• A public plan would allow investors to negotiate in debt talks
  • The commonwealth is looking to reduce $70 billion of debt

Puerto Rico officials may release details to the public of a proposal to restructure the commonwealth’s $70 billion debt burden as soon as Monday, according to three people with knowledge of the discussions.

The plan may be released so that bondholders can participate in the negotiations without having to sign non-disclosure agreements, which limit them from trading the securities, said the people, who asked for anonymity because the talks are private. Puerto Rico presented financial advisers and lawyers for different investor groups with its debt-reduction plan on Friday, giving those consultants the first glimpse of the island’s strategy for how to treat the debt.

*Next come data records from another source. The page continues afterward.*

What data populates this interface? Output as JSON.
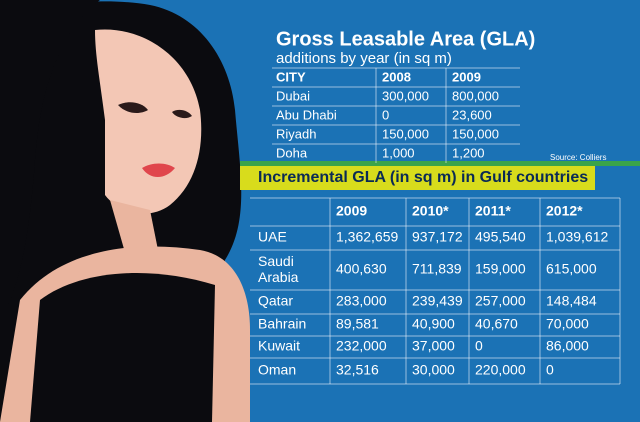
{
  "table1": {
    "title": "Gross Leasable Area (GLA)",
    "subtitle": "additions by year (in sq m)",
    "header": [
      "CITY",
      "2008",
      "2009"
    ],
    "rows": [
      [
        "Dubai",
        "300,000",
        "800,000"
      ],
      [
        "Abu Dhabi",
        "0",
        "23,600"
      ],
      [
        "Riyadh",
        "150,000",
        "150,000"
      ],
      [
        "Doha",
        "1,000",
        "1,200"
      ]
    ],
    "source": "Source: Colliers"
  },
  "table2": {
    "title": "Incremental GLA (in sq m) in Gulf countries",
    "header": [
      "2009",
      "2010*",
      "2011*",
      "2012*"
    ],
    "rows": [
      [
        "UAE",
        "1,362,659",
        "937,172",
        "495,540",
        "1,039,612"
      ],
      [
        "Saudi Arabia",
        "400,630",
        "711,839",
        "159,000",
        "615,000"
      ],
      [
        "Qatar",
        "283,000",
        "239,439",
        "257,000",
        "148,484"
      ],
      [
        "Bahrain",
        "89,581",
        "40,900",
        "40,670",
        "70,000"
      ],
      [
        "Kuwait",
        "232,000",
        "37,000",
        "0",
        "86,000"
      ],
      [
        "Oman",
        "32,516",
        "30,000",
        "220,000",
        "0"
      ]
    ]
  }
}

“This would be a real productive way to allow everyone to be involved,” said Daniel Solender, who manages $17 billion of state and local debt, including Puerto Rico bonds, as head of municipals at Lord Abbett & Co. in Jersey City, New Jersey. “If they really want to negotiate with the firms representing the individual clients, making it public is a real positive step.”

Debt Defaults

Puerto Rico and its agencies piled on debt by borrowing for years to fill budget deficits. Governor Alejandro Garcia Padilla in June said he would seek to reduce the island’s obligations by asking investors to take losses on their securities or wait longer to be repaid. A Puerto Rico authority defaulted for the first time in August and the administration in December began redirecting revenue used to repay agency debt to instead pay general-obligation bonds, forcing a second authority to default Jan 4.

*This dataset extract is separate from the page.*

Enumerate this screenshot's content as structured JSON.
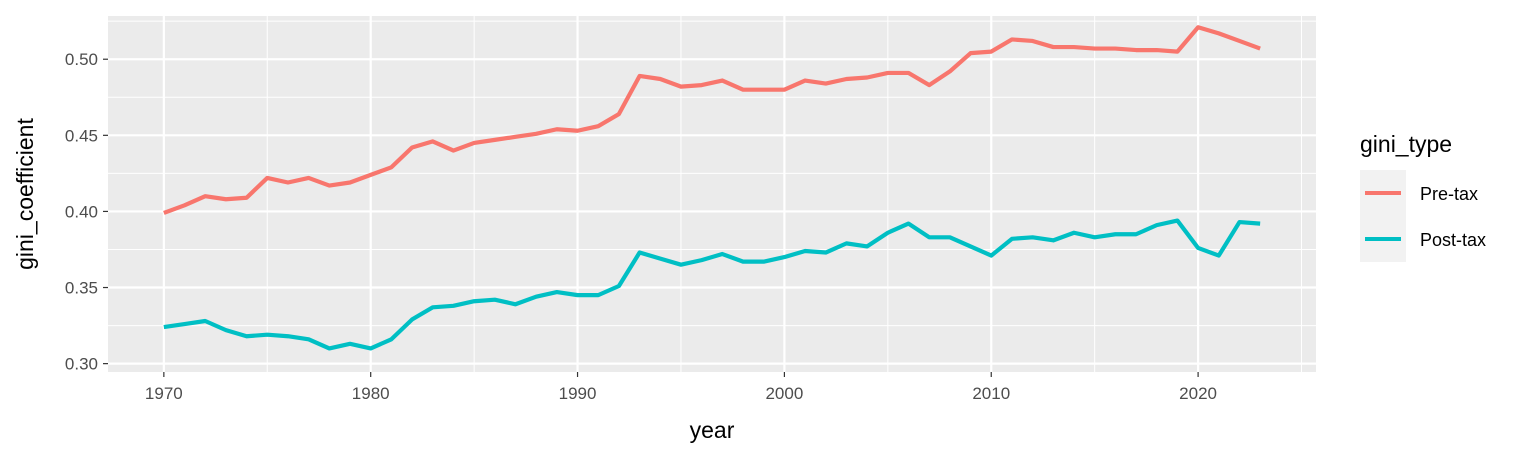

Puerto Rico’s debt-restructuring proposal asks bondholders to accept lower values for their investments in a voluntary debt exchange, according to two people. The island’s bonds have different repayment pledges, with the commonwealth proposing to treat each credit separately, the two people said. For example, subordinate sales-tax bonds that are repaid after senior sales-tax debt would have a weaker repayment plan under the commonwealth’s proposal, according to the two people.

The plan involves investors swapping the securities for two different types of bonds that delay payments for a few years. The first would offer a fixed rate in 2018 and increase to a 5 percent interest rate in 2021, the people said. The second would suspend interest for 10 years, with the interest then calculated off of the island’s finances, according to the people.

The Wall Street Journal reported details of the debt-exchange proposal earlier. Barbara Morgan, a spokeswoman who represents the Government Development Bank at SKDKnickerbocker in New York, declined to comment on the Wall Street Journal article.

“It has been, and remains, our commitment to work with our creditors to achieve a comprehensive set of solutions to our economic and fiscal crisis that will ensure the long-term stability of the commonwealth without placing an undue burden on any one party,” Garcia Padilla said in a statement Friday.